Imagine if you were trying to clear rubble out of a tunnel, but you could only see that tunnel from the side, instead of looking straight into it. Well, that's currently what it's like for doctors who are trying to see inside patients' blocked coronary blood vessels using ultrasound. Soon, however, a tiny catheter-based probe may give them a 3D real-time forward view from inside those vessels – or from inside the heart itself – not unlike that seen by the microscopic submarine crew in the movie Fantastic Voyage.

Developed by a team at the Georgia Institute of Technology, the device consists of a 1.5-mm-wide disc-shaped head, from which trails 13 tiny joined cables. The idea is that it will be inserted into a patient's coronary blood vessels or heart, snaking its way through while being pushed or pulled from outside the body via an integrated 430-micron-wide guide wire, all the while using the cables to transmit ultrasound imagery.

Its head is built around a single silicon chip, which is equipped with a dual-ring array of 56 ultrasound transmit elements and 48 receive elements.

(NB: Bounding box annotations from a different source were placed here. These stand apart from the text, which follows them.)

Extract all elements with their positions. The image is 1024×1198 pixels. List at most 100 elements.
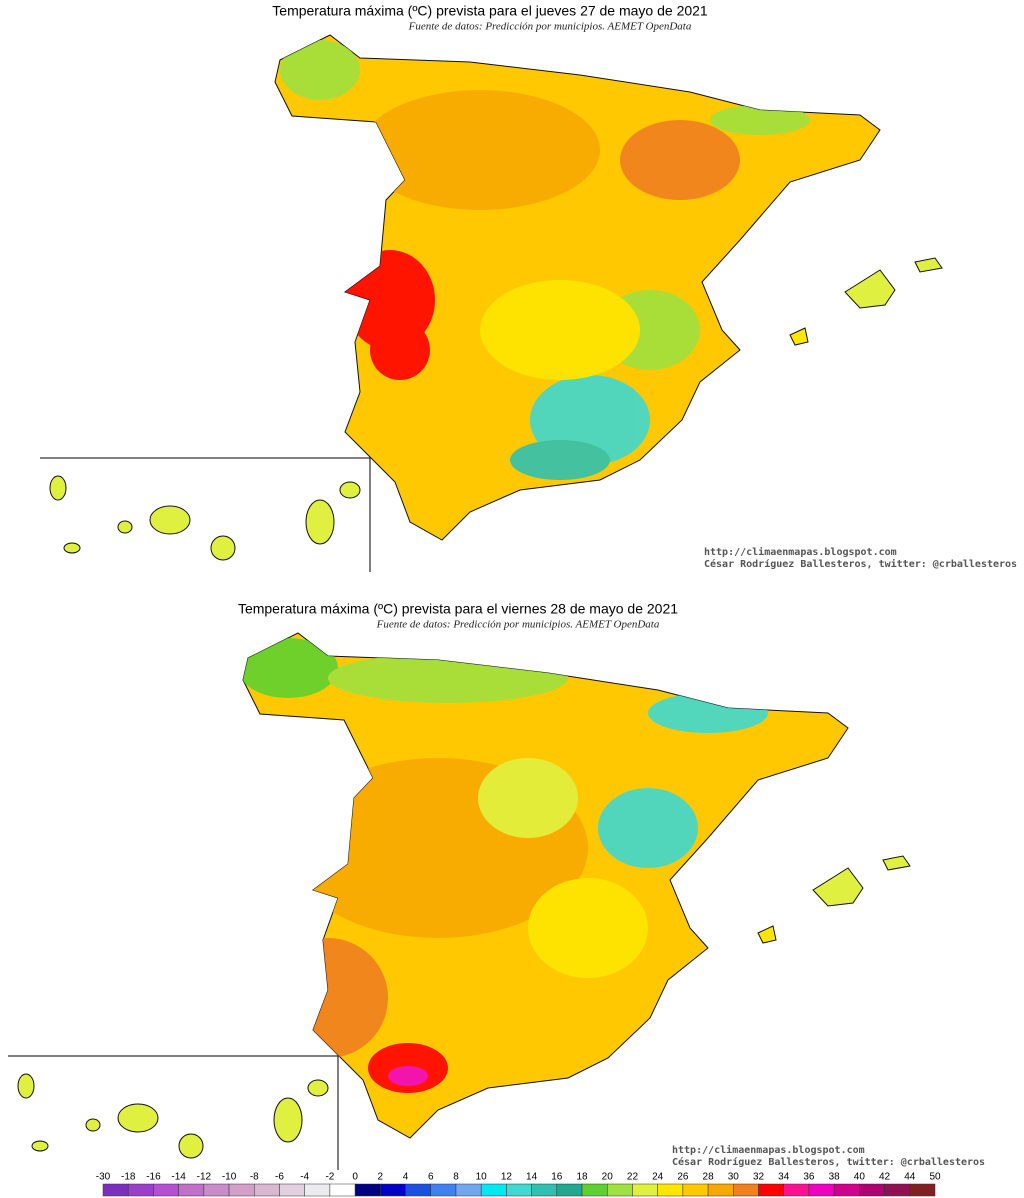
legend-swatch	[455, 1183, 482, 1197]
canary-island	[305, 499, 335, 545]
credit-url: http://climaenmapas.blogspot.com	[672, 1144, 865, 1156]
legend-swatch	[531, 1183, 558, 1197]
legend-swatch	[733, 1183, 759, 1197]
legend-label: -2	[325, 1172, 334, 1183]
legend-swatch	[102, 1183, 129, 1197]
temperature-zone	[370, 320, 430, 380]
map-2: Temperatura máxima (ºC) prevista para el…	[8, 601, 985, 1170]
credit-author: César Rodríguez Ballesteros, twitter: @c…	[704, 558, 1017, 570]
legend-label: 38	[829, 1172, 841, 1183]
map-source: Fuente de datos: Predicción por municipi…	[376, 619, 660, 631]
temperature-zone	[620, 120, 740, 200]
legend-label: 12	[501, 1172, 513, 1183]
legend-label: -30	[96, 1172, 111, 1183]
legend-label: 30	[728, 1172, 740, 1183]
legend-swatch	[127, 1183, 154, 1197]
legend-label: 24	[652, 1172, 664, 1183]
legend-label: 16	[551, 1172, 563, 1183]
legend-label: -10	[222, 1172, 237, 1183]
legend-label: 14	[526, 1172, 538, 1183]
temperature-zone	[648, 693, 768, 733]
legend-swatch	[153, 1183, 179, 1197]
canary-island	[17, 1073, 35, 1099]
legend-label: -14	[171, 1172, 186, 1183]
legend-swatch	[606, 1183, 633, 1197]
canary-island	[339, 481, 361, 499]
ibiza	[757, 925, 777, 944]
legend-swatch	[859, 1183, 885, 1197]
legend-label: 28	[703, 1172, 715, 1183]
canary-island	[273, 1097, 303, 1143]
legend-swatch	[783, 1183, 810, 1197]
legend-swatch	[329, 1183, 356, 1197]
canary-island	[63, 542, 81, 554]
temperature-zone	[528, 878, 648, 978]
legend-label: 20	[602, 1172, 614, 1183]
legend-swatch	[203, 1183, 230, 1197]
temperature-zone	[510, 440, 610, 480]
legend-swatch	[682, 1183, 709, 1197]
legend-swatch	[657, 1183, 684, 1197]
legend-swatch	[758, 1183, 784, 1197]
legend-swatch	[304, 1183, 331, 1197]
legend-swatch	[581, 1183, 608, 1197]
canary-island	[85, 1118, 101, 1132]
credit-author: César Rodríguez Ballesteros, twitter: @c…	[672, 1156, 985, 1168]
mallorca	[812, 867, 864, 907]
map-1: Temperatura máxima (ºC) prevista para el…	[40, 3, 1017, 572]
legend-swatch	[178, 1183, 205, 1197]
canary-island	[307, 1079, 329, 1097]
legend-label: 40	[854, 1172, 866, 1183]
legend-swatch	[556, 1183, 583, 1197]
legend-swatch	[480, 1183, 507, 1197]
canary-island	[178, 1133, 204, 1159]
temperature-zone	[280, 40, 360, 100]
legend-swatch	[380, 1183, 406, 1197]
menorca	[882, 855, 911, 871]
legend-label: 4	[403, 1172, 409, 1183]
legend-swatch	[228, 1183, 255, 1197]
legend-swatch	[279, 1183, 305, 1197]
map-title: Temperatura máxima (ºC) prevista para el…	[238, 601, 678, 617]
legend-swatch	[833, 1183, 860, 1197]
legend-swatch	[430, 1183, 457, 1197]
legend-label: 44	[904, 1172, 916, 1183]
legend-label: -12	[197, 1172, 212, 1183]
canary-island	[210, 535, 236, 561]
legend-swatch	[405, 1183, 432, 1197]
legend-label: 42	[879, 1172, 891, 1183]
menorca	[914, 257, 943, 273]
legend-swatch	[909, 1183, 936, 1197]
legend-label: -8	[250, 1172, 259, 1183]
legend-label: 34	[778, 1172, 790, 1183]
legend-label: 6	[428, 1172, 434, 1183]
canarias-frame	[40, 457, 371, 572]
canarias-frame	[8, 1055, 339, 1170]
map-title: Temperatura máxima (ºC) prevista para el…	[272, 3, 708, 19]
legend-swatch	[808, 1183, 835, 1197]
canary-island	[117, 1103, 159, 1133]
temperature-zone	[480, 280, 640, 380]
legend-label: 18	[576, 1172, 588, 1183]
legend-label: 22	[627, 1172, 639, 1183]
map-source: Fuente de datos: Predicción por municipi…	[408, 21, 692, 33]
temperature-zone	[328, 653, 568, 703]
legend-swatch	[506, 1183, 532, 1197]
temperature-zone	[388, 1066, 428, 1086]
legend-label: 36	[803, 1172, 815, 1183]
legend-label: -4	[300, 1172, 309, 1183]
ibiza	[789, 327, 809, 346]
credit-url: http://climaenmapas.blogspot.com	[704, 546, 897, 558]
canary-island	[31, 1140, 49, 1152]
temperature-zone	[478, 758, 578, 838]
legend-swatch	[254, 1183, 280, 1197]
legend-swatch	[354, 1183, 381, 1197]
temperature-zone	[598, 788, 698, 868]
legend-swatch	[632, 1183, 658, 1197]
legend-label: 26	[677, 1172, 689, 1183]
legend-label: -16	[146, 1172, 161, 1183]
legend-label: 2	[378, 1172, 384, 1183]
temperature-field	[280, 40, 810, 480]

Much of the processing of the ultrasound data is performed onboard the chip itself, meaning that less information has to carried outside the body – this is why it requires no more than 13 cables, allowing its consolidated "umbilical cord" to stay skinny and flexible enough to easily move through blood vessels.

Additionally, its circuitry shuts off specific elements when they're not needed, minimizing its energy requirements and thus keeping its operating temperature low. That's an important consideration, for something that's going inside the body.

So far, lab tests of the prototype have yielded footage possessing what is described as a "clinically-useful" quality. Experiments on animals are planned next, with commercialization of a refined system for human use down the road. It is hoped that future versions of the device will be smaller yet, and will also be able to perform magnetic resonance imaging (MRI).

A paper on the research was recently published in the journal IEEE Xplore.